FPÖ – Hafenecker: „Babler muss sofort zur Benko-Connection seines ORF-Stiftungsratsvorsitzenden Stellung beziehen!“

Auch bei den Drohungen Lederers gegen „profil“-Chefredakteurin Thalhammer darf der Medienminister seinen Kopf nicht weiter in den Sand stecken

„SPÖ-Vizekanzler und Medienminister Babler darf nicht länger zur Benko-Connection des von ihm installierten roten ORF-Stiftungsratsvorsitzenden Lederer und zu dessen Drohungen gegen eine Journalistin schweigen. Das sind handfeste Skandale, zu denen er sofort Stellung beziehen muss!“, forderte heute FPÖ-Generalsekretär und Mediensprecher NAbg. Christian Hafenecker, MA.
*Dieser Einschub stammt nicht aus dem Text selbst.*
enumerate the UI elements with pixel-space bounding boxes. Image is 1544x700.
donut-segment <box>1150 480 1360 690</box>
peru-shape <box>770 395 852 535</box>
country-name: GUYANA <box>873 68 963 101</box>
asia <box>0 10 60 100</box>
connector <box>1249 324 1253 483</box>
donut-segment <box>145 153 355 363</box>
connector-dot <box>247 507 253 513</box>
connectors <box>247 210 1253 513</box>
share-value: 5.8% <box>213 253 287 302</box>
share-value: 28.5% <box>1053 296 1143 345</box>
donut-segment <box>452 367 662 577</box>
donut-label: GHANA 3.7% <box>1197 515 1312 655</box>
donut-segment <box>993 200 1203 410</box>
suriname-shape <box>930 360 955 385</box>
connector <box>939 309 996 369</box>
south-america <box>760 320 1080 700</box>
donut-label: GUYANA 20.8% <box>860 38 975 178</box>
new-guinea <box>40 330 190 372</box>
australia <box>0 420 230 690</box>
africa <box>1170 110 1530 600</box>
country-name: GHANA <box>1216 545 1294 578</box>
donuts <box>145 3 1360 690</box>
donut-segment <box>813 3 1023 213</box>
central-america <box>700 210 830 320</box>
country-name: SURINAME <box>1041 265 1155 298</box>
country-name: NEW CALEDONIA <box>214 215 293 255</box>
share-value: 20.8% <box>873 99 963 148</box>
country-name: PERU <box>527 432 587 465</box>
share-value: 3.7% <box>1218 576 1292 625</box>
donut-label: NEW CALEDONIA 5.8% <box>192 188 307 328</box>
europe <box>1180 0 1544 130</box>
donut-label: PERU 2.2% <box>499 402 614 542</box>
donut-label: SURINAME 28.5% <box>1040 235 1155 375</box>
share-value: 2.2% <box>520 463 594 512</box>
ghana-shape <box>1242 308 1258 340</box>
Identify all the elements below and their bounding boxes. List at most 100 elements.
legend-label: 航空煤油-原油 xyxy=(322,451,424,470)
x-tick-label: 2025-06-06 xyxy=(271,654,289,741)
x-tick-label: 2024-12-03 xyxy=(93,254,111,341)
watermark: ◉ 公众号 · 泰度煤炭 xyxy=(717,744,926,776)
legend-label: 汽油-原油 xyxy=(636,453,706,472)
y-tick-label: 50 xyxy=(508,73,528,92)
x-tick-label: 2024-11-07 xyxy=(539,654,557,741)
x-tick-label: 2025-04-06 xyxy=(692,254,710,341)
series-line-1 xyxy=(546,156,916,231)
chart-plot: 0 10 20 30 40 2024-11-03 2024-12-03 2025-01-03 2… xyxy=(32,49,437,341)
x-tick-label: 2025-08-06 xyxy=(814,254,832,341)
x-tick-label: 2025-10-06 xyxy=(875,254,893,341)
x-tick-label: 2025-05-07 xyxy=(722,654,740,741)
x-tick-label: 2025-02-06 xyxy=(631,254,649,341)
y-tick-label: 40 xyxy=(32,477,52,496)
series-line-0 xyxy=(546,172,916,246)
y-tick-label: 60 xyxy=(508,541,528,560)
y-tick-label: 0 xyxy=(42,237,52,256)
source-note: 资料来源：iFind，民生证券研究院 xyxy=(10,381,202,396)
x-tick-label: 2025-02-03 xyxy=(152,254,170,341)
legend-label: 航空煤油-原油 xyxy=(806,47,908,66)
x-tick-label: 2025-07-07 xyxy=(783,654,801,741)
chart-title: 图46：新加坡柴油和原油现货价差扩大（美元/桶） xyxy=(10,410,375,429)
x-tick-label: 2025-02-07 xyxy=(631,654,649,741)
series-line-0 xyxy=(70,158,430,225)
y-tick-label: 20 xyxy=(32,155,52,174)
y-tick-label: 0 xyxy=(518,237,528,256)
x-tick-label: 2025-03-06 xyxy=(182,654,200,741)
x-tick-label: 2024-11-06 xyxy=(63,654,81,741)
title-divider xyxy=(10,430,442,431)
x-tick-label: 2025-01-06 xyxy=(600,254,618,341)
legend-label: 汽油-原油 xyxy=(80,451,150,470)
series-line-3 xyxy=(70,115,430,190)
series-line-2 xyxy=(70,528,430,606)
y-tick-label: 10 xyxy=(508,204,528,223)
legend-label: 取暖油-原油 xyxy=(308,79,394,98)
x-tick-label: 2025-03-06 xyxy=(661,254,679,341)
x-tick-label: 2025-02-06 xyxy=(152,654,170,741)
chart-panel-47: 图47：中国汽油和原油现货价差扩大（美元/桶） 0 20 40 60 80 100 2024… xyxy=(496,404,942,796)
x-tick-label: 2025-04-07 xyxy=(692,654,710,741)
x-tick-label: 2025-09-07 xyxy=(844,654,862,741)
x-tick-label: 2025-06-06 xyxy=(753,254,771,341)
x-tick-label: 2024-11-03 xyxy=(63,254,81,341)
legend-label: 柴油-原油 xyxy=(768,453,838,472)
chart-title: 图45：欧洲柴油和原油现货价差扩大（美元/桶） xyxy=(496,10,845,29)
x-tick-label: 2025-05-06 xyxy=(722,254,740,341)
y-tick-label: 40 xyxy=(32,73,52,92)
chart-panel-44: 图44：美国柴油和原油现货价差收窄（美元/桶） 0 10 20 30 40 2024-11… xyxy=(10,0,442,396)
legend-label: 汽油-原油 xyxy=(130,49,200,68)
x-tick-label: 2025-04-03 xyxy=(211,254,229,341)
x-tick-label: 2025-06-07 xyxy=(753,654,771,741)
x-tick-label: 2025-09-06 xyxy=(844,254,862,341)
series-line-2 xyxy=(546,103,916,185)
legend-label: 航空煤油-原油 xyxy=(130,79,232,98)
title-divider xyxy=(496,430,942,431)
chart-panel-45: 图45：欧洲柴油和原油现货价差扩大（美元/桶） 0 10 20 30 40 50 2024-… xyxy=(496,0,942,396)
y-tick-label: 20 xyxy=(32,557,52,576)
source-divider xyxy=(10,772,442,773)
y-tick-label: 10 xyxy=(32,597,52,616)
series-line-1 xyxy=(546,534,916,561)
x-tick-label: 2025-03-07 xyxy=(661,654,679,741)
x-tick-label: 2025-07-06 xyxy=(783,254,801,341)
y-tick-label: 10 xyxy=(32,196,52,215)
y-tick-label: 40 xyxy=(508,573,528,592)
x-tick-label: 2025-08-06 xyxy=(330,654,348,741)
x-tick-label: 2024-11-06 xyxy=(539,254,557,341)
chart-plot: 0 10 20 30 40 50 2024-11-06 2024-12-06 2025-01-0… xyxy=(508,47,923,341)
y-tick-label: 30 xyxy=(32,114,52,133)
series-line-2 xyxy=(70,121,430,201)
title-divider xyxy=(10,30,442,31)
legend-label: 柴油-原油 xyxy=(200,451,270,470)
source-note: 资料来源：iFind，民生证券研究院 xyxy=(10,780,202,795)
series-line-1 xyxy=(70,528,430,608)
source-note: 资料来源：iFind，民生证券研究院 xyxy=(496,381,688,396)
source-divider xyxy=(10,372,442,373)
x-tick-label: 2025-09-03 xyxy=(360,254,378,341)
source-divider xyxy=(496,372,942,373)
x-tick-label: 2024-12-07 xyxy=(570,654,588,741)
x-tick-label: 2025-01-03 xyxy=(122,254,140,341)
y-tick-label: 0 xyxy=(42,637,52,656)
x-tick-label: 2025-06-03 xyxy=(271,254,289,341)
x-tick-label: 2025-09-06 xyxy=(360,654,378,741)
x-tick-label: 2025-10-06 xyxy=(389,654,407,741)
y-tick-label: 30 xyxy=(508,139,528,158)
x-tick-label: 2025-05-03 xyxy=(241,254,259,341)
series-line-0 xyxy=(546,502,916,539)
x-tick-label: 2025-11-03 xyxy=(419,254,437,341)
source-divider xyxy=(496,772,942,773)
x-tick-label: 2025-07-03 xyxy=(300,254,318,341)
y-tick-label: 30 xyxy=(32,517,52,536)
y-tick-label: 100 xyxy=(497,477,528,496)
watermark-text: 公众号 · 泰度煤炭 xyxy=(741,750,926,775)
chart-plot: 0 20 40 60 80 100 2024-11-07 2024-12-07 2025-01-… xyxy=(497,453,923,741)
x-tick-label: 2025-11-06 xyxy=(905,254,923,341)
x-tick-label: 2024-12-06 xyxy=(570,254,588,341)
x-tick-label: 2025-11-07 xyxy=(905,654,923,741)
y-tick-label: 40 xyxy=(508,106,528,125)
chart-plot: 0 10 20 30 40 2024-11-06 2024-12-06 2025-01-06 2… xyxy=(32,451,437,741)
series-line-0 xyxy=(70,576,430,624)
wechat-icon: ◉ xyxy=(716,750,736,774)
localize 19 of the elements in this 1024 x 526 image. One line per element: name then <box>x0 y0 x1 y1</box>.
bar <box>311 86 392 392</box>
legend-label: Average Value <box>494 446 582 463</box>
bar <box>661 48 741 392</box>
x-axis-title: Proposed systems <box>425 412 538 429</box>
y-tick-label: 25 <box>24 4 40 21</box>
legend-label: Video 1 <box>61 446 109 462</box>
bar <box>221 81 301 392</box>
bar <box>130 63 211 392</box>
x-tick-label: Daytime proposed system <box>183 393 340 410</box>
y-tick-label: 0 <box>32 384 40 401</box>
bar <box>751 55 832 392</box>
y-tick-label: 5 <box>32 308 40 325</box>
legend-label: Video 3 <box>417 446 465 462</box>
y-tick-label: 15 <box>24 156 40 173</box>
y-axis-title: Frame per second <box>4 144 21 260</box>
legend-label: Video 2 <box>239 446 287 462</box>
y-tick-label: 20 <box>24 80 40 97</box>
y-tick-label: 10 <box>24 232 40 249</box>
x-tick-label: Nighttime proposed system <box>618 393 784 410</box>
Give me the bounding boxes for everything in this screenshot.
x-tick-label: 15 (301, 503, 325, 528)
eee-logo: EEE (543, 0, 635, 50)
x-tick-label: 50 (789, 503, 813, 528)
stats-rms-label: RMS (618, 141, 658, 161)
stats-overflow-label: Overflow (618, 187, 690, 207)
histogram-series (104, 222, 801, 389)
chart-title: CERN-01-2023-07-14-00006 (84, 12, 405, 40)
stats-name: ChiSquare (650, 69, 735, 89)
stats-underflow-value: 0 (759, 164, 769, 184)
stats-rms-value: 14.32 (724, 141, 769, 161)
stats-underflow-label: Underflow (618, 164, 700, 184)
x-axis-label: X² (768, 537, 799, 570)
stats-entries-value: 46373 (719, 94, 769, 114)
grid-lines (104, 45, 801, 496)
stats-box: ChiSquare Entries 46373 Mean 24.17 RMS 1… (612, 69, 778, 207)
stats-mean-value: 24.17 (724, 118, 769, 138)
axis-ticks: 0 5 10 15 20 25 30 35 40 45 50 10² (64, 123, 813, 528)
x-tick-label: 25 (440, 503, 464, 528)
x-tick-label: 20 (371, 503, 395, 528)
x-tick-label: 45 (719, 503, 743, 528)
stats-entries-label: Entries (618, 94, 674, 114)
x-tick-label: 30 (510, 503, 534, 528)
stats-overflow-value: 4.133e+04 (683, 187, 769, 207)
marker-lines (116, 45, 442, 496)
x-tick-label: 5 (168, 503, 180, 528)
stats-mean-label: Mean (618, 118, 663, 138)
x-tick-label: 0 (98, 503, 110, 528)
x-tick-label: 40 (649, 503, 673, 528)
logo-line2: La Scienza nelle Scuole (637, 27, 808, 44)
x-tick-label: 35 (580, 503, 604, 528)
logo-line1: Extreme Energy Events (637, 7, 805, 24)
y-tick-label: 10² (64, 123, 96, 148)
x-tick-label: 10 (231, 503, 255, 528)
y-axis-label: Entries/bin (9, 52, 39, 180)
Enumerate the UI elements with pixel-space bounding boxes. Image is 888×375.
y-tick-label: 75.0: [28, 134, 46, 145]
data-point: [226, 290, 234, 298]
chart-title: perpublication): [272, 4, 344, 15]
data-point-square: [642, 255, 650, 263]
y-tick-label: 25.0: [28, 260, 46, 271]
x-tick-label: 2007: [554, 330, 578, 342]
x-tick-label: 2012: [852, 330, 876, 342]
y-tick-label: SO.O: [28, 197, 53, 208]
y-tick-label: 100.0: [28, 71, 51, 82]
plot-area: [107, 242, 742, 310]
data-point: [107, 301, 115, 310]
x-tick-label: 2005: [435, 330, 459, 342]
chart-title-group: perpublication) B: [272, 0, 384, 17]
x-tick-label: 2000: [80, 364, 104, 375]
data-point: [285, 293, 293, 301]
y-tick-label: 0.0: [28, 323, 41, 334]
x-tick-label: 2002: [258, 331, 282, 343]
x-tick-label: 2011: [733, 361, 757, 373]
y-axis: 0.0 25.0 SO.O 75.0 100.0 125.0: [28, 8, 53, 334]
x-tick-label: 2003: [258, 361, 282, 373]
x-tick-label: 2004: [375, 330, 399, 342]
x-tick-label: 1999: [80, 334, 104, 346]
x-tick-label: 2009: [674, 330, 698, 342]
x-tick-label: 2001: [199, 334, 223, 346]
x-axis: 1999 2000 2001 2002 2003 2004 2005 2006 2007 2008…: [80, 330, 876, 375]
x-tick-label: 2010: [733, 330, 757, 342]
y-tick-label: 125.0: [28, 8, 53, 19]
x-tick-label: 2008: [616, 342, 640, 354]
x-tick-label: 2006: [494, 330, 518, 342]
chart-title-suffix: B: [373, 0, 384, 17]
Laut einem Bericht der „Kronen Zeitung“ kommt Lederer in Abrechnungen des Anwalts von Ex-ÖVP-Intimus und Signa-Pleitier René Benko vor. So soll Lederer 2022 und 2023, als Signa bereits negativ in die Schlagzeilen und ORF-Berichterstattung geraten war, mehrmals mit dem Benko-Anwalt kommuniziert haben, zum Beispiel auch über einen Bericht des ORF-„Report“. „Nach Gusenbauer und Dornauer ist das die nächste SPÖ-Verbindung in Richtung Benko. Was war der Zweck der Kommunikation zwischen Lederer und dem Benko-Anwalt? War es vielleicht der Versuch, auf die ORF-Berichterstattung Einfluss zu nehmen? Babler muss hier sofort für volle Transparenz sorgen! Sonst kann er Benko gleich die SPÖ-Ehrenmitgliedschaft verleihen“, so Hafenecker.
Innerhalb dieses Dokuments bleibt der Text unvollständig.